In addition to proinflammatory cytokines, anti-inflammatory cytokines have also been shown to be important regulators of wound repair. In particular, the role of IL-10 in the healing response has been studied in some detail. This cytokine is thought to play a major role in the limitation and termination of inflammatory responses. In addition, it regulates growth and/or differentiation of various immune cells, but also of keratinocytes and endothelial cells (190). Based on these activities, a role of IL-10 in wound healing appeared likely.
A. Expression of IL-10 at the Wound Site
Two groups determined the expression pattern of this cytokine in the healing wound. Increased levels of IL-10 mRNA were observed after incisional wounding of mice, with a peak at 60 min after injury (202). Using the same wound model, Sato et al. (237) found two peaks of IL-10 expression after injury: an early peak with a maximum at 3 h after wounding and a second peak at day 3 after wounding. Keratinocytes of the wound epidermis and infiltrating mononuclear cells were identified as the major producers of IL-10 mRNA and protein (237). Interestingly, increased expression of IL-10 was shown to be associated with impaired healing, since the levels of this cytokine were strongly increased in human chronic venous insufficiency ulcers compared with autologous donor wound tissue (165).
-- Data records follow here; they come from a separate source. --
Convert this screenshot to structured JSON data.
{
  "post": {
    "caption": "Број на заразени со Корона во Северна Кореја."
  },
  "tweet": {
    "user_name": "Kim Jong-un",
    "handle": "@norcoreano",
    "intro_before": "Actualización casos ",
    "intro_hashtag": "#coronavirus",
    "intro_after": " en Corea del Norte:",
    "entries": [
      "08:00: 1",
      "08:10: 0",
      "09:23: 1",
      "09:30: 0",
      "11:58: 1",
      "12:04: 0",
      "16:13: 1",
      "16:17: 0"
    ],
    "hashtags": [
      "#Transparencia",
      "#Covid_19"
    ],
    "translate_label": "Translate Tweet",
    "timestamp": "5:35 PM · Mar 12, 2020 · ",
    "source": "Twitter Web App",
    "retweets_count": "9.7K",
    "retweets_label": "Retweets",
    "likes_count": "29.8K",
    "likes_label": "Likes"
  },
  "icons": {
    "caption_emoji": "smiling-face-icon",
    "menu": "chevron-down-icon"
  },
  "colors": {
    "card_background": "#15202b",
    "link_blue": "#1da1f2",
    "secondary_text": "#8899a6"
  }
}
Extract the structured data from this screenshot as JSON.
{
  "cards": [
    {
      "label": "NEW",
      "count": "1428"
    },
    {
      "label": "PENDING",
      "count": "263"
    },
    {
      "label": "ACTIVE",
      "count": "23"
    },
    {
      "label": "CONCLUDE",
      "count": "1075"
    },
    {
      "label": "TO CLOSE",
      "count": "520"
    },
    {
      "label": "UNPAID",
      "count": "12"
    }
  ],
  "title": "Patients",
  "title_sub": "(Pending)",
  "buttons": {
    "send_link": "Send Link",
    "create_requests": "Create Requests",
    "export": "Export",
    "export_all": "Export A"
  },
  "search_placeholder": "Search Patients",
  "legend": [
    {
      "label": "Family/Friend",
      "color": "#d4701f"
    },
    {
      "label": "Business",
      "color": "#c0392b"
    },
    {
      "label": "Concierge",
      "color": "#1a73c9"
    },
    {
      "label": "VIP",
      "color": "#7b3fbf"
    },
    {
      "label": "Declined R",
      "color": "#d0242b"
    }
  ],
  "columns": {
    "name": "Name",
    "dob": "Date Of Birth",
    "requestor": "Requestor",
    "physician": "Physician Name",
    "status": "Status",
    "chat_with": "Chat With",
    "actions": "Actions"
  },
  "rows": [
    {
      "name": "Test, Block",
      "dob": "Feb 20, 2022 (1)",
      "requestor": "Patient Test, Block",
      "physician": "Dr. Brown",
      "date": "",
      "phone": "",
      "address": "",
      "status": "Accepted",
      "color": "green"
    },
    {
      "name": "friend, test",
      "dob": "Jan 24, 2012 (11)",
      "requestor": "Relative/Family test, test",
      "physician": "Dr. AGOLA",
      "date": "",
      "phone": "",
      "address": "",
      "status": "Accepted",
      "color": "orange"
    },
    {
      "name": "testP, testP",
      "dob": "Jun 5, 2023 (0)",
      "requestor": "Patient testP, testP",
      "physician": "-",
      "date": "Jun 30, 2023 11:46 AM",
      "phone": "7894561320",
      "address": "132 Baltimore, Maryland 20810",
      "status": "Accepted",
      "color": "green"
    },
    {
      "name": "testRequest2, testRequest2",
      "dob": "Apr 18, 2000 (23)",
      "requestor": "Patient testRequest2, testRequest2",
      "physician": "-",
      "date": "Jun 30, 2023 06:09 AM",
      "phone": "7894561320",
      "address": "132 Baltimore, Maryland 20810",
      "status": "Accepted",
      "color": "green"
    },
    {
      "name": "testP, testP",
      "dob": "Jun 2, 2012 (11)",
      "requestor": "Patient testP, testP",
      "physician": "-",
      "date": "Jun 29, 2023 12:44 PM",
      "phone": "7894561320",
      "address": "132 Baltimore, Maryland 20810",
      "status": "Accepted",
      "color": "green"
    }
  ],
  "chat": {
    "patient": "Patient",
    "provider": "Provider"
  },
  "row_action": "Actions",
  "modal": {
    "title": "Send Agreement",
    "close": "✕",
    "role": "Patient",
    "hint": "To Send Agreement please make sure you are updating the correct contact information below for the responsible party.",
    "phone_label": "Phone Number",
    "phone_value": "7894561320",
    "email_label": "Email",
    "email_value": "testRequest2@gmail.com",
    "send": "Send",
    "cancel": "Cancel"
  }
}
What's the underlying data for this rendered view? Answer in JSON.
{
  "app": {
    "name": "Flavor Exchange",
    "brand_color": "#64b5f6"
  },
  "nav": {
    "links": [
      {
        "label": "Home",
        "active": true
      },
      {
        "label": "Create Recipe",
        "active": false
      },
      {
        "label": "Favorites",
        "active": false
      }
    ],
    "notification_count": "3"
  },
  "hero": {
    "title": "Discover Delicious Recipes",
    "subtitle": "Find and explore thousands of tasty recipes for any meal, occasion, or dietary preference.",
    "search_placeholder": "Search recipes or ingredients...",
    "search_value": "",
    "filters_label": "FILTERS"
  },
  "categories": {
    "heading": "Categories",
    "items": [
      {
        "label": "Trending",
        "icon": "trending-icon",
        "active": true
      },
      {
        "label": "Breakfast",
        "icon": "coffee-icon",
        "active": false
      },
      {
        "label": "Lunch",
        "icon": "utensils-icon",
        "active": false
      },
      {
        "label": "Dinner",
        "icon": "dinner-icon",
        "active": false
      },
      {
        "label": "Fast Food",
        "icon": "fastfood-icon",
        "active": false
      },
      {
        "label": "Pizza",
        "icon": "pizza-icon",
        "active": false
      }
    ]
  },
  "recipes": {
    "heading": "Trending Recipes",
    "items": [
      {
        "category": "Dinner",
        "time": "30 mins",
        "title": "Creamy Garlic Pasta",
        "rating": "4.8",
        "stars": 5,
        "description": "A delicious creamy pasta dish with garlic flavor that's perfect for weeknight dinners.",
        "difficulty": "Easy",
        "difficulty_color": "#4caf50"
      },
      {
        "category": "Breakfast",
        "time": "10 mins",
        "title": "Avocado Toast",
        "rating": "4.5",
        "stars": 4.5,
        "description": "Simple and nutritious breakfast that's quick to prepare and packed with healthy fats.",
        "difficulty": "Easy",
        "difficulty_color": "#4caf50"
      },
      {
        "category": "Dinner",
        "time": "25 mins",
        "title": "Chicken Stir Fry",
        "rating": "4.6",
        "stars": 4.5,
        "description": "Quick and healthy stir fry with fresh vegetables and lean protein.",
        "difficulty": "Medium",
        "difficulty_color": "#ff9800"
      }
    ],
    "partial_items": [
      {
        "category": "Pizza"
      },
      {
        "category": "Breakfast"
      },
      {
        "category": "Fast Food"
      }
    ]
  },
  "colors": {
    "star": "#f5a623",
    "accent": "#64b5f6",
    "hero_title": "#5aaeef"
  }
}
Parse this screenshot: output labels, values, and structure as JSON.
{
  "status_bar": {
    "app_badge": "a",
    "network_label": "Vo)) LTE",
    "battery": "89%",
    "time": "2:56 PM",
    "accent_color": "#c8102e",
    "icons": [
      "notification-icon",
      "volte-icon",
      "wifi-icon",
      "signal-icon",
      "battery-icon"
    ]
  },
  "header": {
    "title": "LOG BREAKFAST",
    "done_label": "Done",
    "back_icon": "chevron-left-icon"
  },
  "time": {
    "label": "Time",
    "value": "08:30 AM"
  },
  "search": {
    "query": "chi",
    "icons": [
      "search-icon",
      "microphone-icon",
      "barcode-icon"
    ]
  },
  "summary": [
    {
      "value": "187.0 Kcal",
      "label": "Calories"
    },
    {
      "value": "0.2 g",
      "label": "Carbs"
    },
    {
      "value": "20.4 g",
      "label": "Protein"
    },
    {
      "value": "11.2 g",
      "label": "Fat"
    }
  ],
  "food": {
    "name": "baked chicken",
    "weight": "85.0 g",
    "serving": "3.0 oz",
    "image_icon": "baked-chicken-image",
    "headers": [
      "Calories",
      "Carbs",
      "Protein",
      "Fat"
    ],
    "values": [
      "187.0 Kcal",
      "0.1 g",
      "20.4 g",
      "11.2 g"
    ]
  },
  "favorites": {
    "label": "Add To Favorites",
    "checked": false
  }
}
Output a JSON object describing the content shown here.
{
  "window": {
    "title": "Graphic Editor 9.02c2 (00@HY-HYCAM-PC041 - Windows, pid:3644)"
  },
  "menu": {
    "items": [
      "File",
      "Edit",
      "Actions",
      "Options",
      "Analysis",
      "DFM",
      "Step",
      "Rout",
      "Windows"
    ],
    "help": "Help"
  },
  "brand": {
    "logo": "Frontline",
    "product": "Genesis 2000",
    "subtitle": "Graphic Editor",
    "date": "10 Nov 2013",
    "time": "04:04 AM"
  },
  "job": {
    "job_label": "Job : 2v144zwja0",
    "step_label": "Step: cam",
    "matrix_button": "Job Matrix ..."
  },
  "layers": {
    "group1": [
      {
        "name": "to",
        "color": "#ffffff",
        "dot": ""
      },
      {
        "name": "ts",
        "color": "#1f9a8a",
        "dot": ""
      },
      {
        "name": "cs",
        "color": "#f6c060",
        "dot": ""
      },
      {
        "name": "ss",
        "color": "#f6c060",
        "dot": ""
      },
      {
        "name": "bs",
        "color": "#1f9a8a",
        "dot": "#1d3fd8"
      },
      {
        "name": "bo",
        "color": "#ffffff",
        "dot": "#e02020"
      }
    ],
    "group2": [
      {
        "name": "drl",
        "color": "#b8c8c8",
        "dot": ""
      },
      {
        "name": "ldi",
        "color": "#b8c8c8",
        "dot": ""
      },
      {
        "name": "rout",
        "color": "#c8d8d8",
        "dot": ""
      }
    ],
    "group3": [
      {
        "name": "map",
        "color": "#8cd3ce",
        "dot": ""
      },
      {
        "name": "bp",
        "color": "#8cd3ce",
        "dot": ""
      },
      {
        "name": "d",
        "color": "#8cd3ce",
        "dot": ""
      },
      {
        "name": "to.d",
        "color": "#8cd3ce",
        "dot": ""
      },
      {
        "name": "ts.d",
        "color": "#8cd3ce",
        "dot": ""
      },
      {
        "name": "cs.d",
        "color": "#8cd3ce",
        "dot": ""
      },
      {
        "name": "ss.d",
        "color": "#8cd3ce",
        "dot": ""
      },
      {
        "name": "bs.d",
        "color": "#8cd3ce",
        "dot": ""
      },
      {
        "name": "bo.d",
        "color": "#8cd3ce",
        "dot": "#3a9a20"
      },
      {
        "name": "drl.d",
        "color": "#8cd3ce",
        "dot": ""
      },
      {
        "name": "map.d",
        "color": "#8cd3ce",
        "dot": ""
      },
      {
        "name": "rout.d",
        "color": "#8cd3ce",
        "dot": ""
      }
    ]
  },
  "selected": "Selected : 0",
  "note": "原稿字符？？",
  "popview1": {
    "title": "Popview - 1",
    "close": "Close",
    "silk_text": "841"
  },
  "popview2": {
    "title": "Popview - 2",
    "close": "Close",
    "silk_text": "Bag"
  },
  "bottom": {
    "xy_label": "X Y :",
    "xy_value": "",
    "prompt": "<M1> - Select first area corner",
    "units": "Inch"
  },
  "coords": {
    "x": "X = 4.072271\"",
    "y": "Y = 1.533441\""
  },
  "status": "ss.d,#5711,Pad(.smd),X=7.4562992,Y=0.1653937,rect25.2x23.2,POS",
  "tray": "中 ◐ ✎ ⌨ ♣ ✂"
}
B. IL-10 Inhibits Inflammation and Scar Formation
To determine the function of IL-10 in wound repair, neutralizing antibodies to this cytokine were applied to incisional mouse wounds. This treatment demonstrated that endogenous IL-10 inhibits the infiltration of neutrophils and macrophages toward the site of injury as well as expression of several chemokines and proinflammatory cytokines (237). In another study, the role of IL-10 in fetal scarless healing was investigated (162). These investigators wounded embryonic skin from IL-10 null mice that had been grafted to strain-matched adult mice. Wounds to control embryonic skin grafts showed little inflammation and normal restoration of the dermal architecture. However, wounded IL-10 null grafts were characterized by a significantly higher inflammatory cell infiltration and collagen deposition and an adultlike scarring response. These results suggest an important role of IL-10 in regulating the expression of proinflammatory cytokines in fetal wounds, leading to reduced matrix deposition and scar-free healing.